Selain itu, lanjut Alfon, Direktorat Teknik dan Lingkungan Migas juga terus melakukan safety campaign ke perusahaan-perusahaan Kontraktor Kontrak Kerja Sama (KKKS) dan Badan Usaha, serta mengimbau manajemen KKKS dan Badan Usaha untuk melakukan management walk–through guna memastikan kegiatan usaha hulu dan hilir migas di lapangan berjalan baik. Sehingga, tujuan akhir semua pemangku kepentingan di sektor migas, yaitu Aman, Andal, dan Akrab Lingkungan, dapat tercapai.
Baca juga: ‘Maaf, Tak Ada Lagi Reimburse Untuk Kontrak Baru’
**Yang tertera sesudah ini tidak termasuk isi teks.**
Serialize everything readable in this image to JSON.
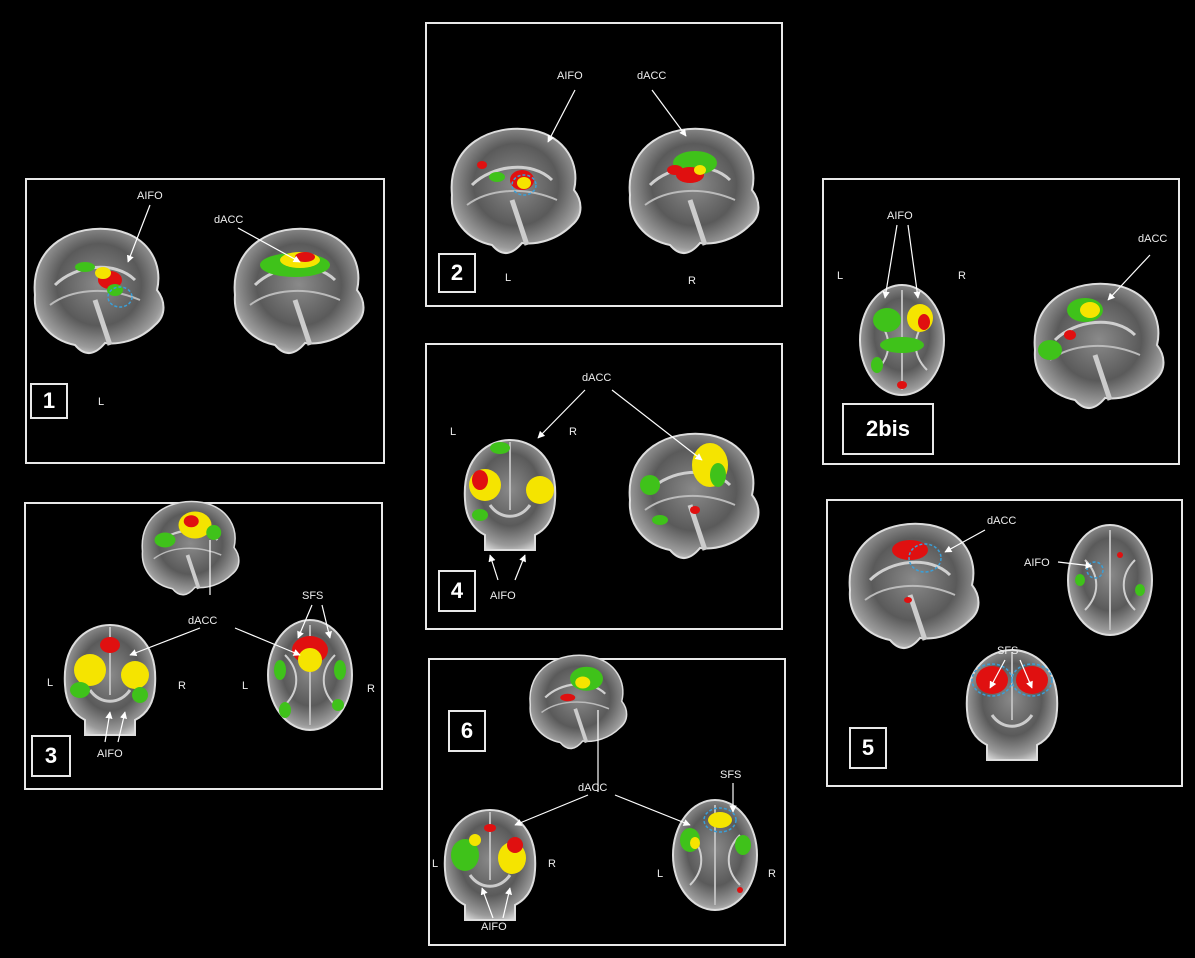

Kedua, Direktorat Teknik dan Lingkungan Migas juga melakukan pembinaan tidak langsung melalui membuat surat edaran yang intinya mengingatkan agar manajemen KKKS dan Badan Usaha selalu melakukan pengawasan secara berkala dan berjenjang, sampai ke tingkat pelaksana. Di samping itu, perusahaan-perusahaan KKKS dan Badan Usaha selalu diingatkan untuk selalu melakukan pekerjaan dengan aman dan mengikuti prosedur yang telah ditetapkan.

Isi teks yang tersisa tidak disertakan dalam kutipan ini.